Va detto, per altro, che i toni intorno all’operazione sono molto soft. Ufficialmente nessun commento da Atlantia; ma fonti vicine alla società declassano la mossa a pura operazione finanziaria, compiuta dopo l’acquisizione dell’aeroporto francese di Nizza, e sfruttando l’offerta di Amber di vendere la propria quota a sconto rispetto alle valutazioni di mercato. Operazione che non avrebbe toni ostili, non preluderebbe a salire ancora e arriverebbe al punto che la società guidata dall’amministratore delegato Giovanni Castellucci (che ben conosce Marchi) non sostituirebbe nemmeno i due consiglieri di minoranza che Amber ha in cda.
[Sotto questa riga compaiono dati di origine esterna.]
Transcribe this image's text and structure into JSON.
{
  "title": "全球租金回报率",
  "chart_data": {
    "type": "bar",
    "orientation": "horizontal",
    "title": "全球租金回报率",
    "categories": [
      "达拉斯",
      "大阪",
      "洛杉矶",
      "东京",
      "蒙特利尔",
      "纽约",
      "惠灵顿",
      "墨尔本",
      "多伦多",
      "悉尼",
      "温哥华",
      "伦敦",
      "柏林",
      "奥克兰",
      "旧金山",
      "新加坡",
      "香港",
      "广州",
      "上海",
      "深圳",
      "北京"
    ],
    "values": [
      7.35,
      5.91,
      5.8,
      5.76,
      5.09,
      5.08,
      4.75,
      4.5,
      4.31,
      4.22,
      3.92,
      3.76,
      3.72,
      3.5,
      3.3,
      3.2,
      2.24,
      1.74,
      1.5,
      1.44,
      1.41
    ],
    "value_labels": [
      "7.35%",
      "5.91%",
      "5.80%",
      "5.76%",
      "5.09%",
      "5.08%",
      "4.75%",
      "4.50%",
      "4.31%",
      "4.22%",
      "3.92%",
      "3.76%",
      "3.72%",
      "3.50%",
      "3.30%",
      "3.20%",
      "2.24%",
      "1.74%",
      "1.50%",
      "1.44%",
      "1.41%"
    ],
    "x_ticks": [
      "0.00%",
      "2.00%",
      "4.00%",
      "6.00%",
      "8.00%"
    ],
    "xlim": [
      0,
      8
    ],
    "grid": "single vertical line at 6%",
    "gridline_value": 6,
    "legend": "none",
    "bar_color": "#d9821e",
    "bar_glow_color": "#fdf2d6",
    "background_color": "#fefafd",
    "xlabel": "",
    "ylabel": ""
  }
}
Va aggiunto che la situazione di controllo appare al momento saldamente nelle mani di Marchi. Finint ha rinnovato il 15 aprile per altri tre anni, fino all’8 ottobre 2019, il patto parasociale che la lega al fondo infrastrutturale Star Holdings di Morgan Stanley, in origine in scadenza il mese prossimo. Nella versione aggiornata a giugno, con l’incorporazione in Agorà delle quote Save detenute nelle scatole Sviluppo 73, 90 e 91, il patto lega le due parti sul 59% di Save, sia per il 51,2% della controllata Marco Polo Holding, sia per il 7,8% detenuto direttamente da Agorà , di cui Finint e Star Holding detengono il 57% e il 43%. In compenso c’è chi fa notare il rovescio della medaglia. Il rinnovo del patto per tre anni lascia tuttavia aperta una finestra d’uscita per Morgan Stanley a gennaio 2018. E se pur Marchi avrebbe già ora i soci capaci di subentrare, non manca chi sottolinea come il blitz di Atlantia arrivi al culmine di un’estate dominata in controluce dal tema divorzio tra i due fondatori di Finanziaria internazionale, Enrico Marchi e Andrea De Vido. Intorno alla sostanza dei debiti per 70 milioni che De Vido avrebbe accumulato sul fronte personale in investimenti rivelatisi errati. Con la necessità di uscire dalla partnership storica con Marchi, per avere le risorse con cui chiudere i prestiti, per 35 milioni concessi da una Veneto Banca che non può essere paziente come in passato. La vendita di Save potrebbe essere la soluzione più rapida. Ma per Marchi la società aeroportuale è partecipazione strategica. L’alternativa passa per un piano che trovi in un anno soci alternativi o quoti Finint. Ma intanto il clima d’incertezza che la vicenda apre intorno alla corazzata Finint apre secondo alcune interpretazioni uno schema. Quello di chi vede l’Atlantia dei Benetton nel ruolo di chi ha risorse e tempo per entrare e vedere se in Save non si potrà andare oltre la pura operazione finanziaria.